Personalisation through recommendation: Netflix balances accuracy versus cost
Take Netflix as an example, personalisation through recommendations is a lucrative business reported to drive savings of more than $1B per year. Through implementing best in class algorithms Netflix is able to realise subscriber growth and retention, as well as optimise the catalogue size. However, when Netflix paid out a million dollars for a state of the art recommendation algorithm, in a Kaggle competition, they could not productionalize the winning entry. The personalisation science and engineering team at Netflix reflected “we evaluated some of the new methods offline but the additional accuracy gains that we measured did not seem to justify the engineering effort needed to bring them into a production environment”.
This example, and many others, signify the importance of considering Analytic Ops at the outset of a project. Analytic Ops frameworks are essential to the success of AI endeavours, providing version control of data and models, automated workflows with continuous integration and automated testing. Without these environments, the most sophisticated models have no route to production.
Level up to Autonomous AI
Not every organization investing in AI has leaped to hyperscale stardom. Many are still in infancy, struggling with the challenges of adapting to a new data driven and algorithmic automation culture. A culture that requires a solid foundation before AI can be truly scaled to deliver value across the enterprise.

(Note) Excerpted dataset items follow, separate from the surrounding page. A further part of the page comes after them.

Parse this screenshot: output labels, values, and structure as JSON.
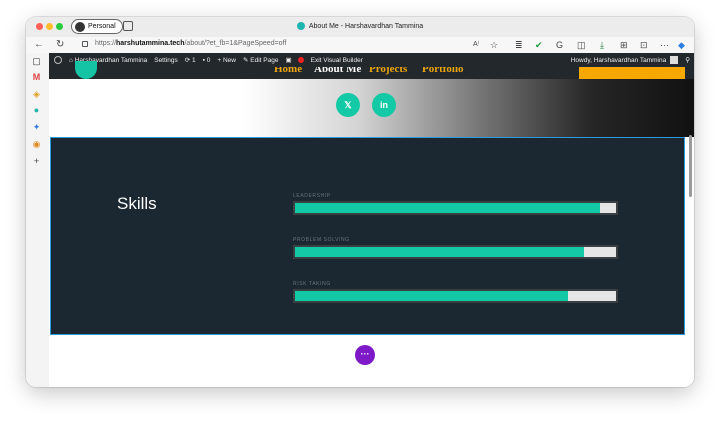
{
  "browser": {
    "profile_label": "Personal",
    "tab_title": "About Me - Harshavardhan Tammina",
    "url_prefix": "https://",
    "url_domain": "harshutammina.tech",
    "url_path": "/about/?et_fb=1&PageSpeed=off"
  },
  "wp_admin_bar": {
    "site_name": "Harshavardhan Tammina",
    "settings": "Settings",
    "updates_count": "1",
    "comments_count": "0",
    "new": "New",
    "edit_page": "Edit Page",
    "exit_builder": "Exit Visual Builder",
    "howdy": "Howdy, Harshavardhan Tammina"
  },
  "site_menu": {
    "items": [
      "Home",
      "About Me",
      "Projects",
      "Portfolio"
    ]
  },
  "social": {
    "twitter_glyph": "𝕏",
    "linkedin_glyph": "in"
  },
  "skills": {
    "title": "Skills",
    "bars": [
      {
        "label": "LEADERSHIP",
        "percent": 95
      },
      {
        "label": "PROBLEM SOLVING",
        "percent": 90
      },
      {
        "label": "RISK TAKING",
        "percent": 85
      }
    ]
  },
  "builder": {
    "more_glyph": "···"
  },
  "colors": {
    "accent_teal": "#14c9a5",
    "section_bg": "#1b2731",
    "menu_orange": "#f7a800",
    "builder_purple": "#7d19c7"
  }
}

So, what must businesses remember in the journey to running with AI in a fluid, autonomous way?
Firstly, there is no single technology that can do it all, ecosystems are needed that balance agility with control: A Unified Data Ecosystem is essential, with easy access, integration and flexibility to work with data of different formats, sources and complexity. When it comes to the tools and technology within this ecosystem, it’s essential to balance agility with control. Completely locking down an IT environment is not possible with today’s rate of innovation and change – it is expected that new technologies will come and go in a timeframe of weeks and months, rather than years. In this age of change, consider Cloud to provide the necessary flexibility to keep up with the technology advancements.

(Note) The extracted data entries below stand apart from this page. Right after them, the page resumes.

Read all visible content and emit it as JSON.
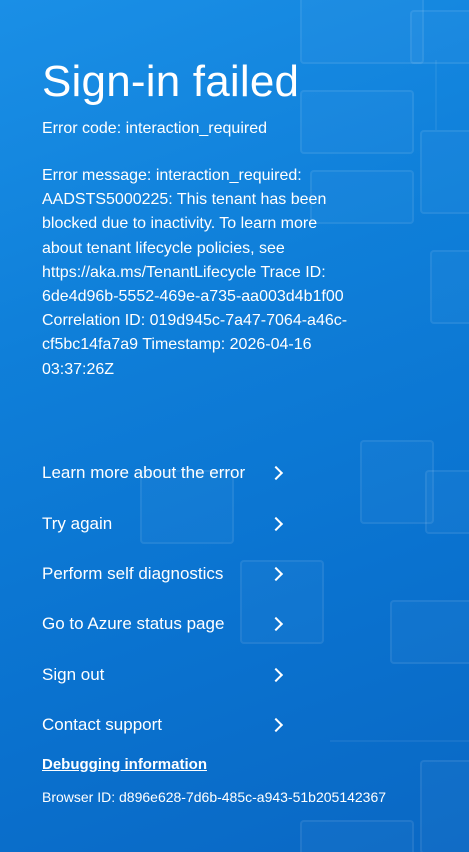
{
  "page": {
    "title": "Sign-in failed",
    "error_code": "Error code: interaction_required",
    "error_message": "Error message: interaction_required: AADSTS5000225: This tenant has been blocked due to inactivity. To learn more about tenant lifecycle policies, see https://aka.ms/TenantLifecycle Trace ID: 6de4d96b-5552-469e-a735-aa003d4b1f00 Correlation ID: 019d945c-7a47-7064-a46c-cf5bc14fa7a9 Timestamp: 2026-04-16 03:37:26Z"
  },
  "actions": [
    {
      "label": "Learn more about the error",
      "icon": "chevron-right-icon"
    },
    {
      "label": "Try again",
      "icon": "chevron-right-icon"
    },
    {
      "label": "Perform self diagnostics",
      "icon": "chevron-right-icon"
    },
    {
      "label": "Go to Azure status page",
      "icon": "chevron-right-icon"
    },
    {
      "label": "Sign out",
      "icon": "chevron-right-icon"
    },
    {
      "label": "Contact support",
      "icon": "chevron-right-icon"
    }
  ],
  "debug": {
    "link_label": "Debugging information",
    "browser_id": "Browser ID: d896e628-7d6b-485c-a943-51b205142367"
  },
  "colors": {
    "background": "#0f7fd9",
    "text": "#ffffff"
  }
}
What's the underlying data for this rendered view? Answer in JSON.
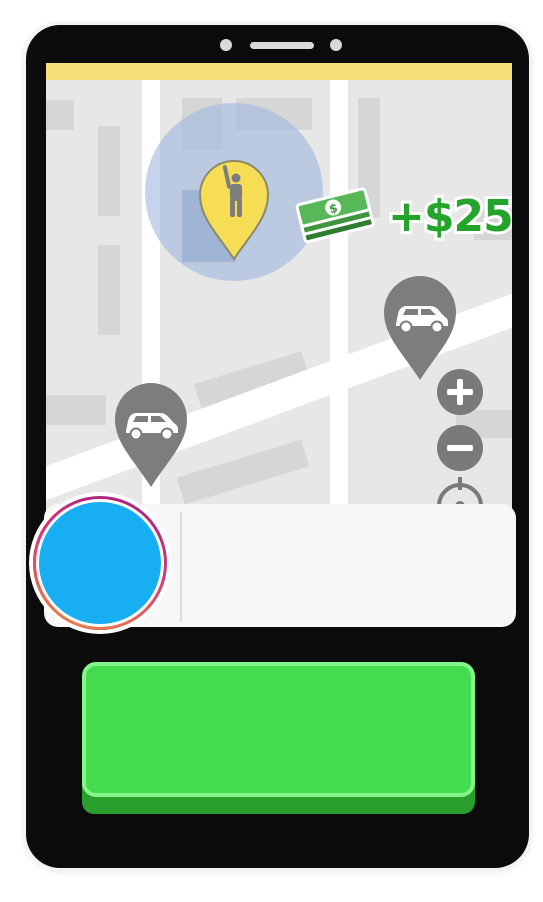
{
  "app": {
    "colors": {
      "status_bar": "#f7e07a",
      "map_bg": "#e7e7e7",
      "pickup_pin": "#f6dd55",
      "car_pin": "#7d7d7d",
      "bonus_text": "#22a52a",
      "avatar_fill": "#18aef2",
      "action_button": "#44dc4c"
    }
  },
  "map": {
    "pickup_pin_icon": "person-waving-icon",
    "car_pin_icon": "car-icon",
    "bonus": {
      "icon": "cash-stack-icon",
      "text": "+$25"
    },
    "controls": {
      "zoom_in_icon": "plus-icon",
      "zoom_out_icon": "minus-icon",
      "locate_icon": "crosshair-icon"
    }
  },
  "driver_card": {
    "avatar_icon": "avatar",
    "text": ""
  },
  "action_button": {
    "label": ""
  }
}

Secondly, diversity of skills and talent is needed to be successful in AI R&D and deployment: To complete successful pilots and promote these past the prototype stage and into production, teams need to have architects, engineers, data scientists, dev ops and automation engineers, visualisation experts, as well as business experts working together. However, hiring talented individuals without well-designed functional environments minimizes the value they can bring over the long term. Hence, companies must also provide data science labs for analytic R&D, as well as automated environments for managing and monitoring analytic products, with governance and accountability playing a crucial role.

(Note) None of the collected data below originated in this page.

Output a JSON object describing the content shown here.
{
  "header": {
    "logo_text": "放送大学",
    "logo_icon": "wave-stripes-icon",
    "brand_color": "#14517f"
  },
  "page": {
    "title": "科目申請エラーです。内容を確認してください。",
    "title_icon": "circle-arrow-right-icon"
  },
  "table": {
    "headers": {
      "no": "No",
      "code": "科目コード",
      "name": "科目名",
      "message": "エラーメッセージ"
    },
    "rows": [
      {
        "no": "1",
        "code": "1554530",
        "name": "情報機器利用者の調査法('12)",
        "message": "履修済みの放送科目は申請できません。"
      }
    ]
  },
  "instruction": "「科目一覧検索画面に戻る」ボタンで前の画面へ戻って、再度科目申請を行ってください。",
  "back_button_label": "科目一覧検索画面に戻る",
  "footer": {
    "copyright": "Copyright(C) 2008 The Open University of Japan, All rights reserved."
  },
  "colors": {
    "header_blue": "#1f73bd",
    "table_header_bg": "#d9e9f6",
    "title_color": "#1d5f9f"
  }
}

And finally: Don’t be left behind! Leveraging analytical capability, in the forms of AI and machine learning, is being used today to realise true business benefits such as improvements in customer experience, achieving cost reduction, building cross-sell capability and asset optimization. Businesses that start with a business use case and weave AI into the heart of operations are harnessing the AI trend to deliver value. Making AI a key component of company culture going forward will help more companies move through crawling, walking and running with AI to evolve as the hyperscale examples of our future.
Perhaps Harvard Business Review said it best: “Over the next decade, AI won’t replace managers, but managers who use AI will replace those who don’t.”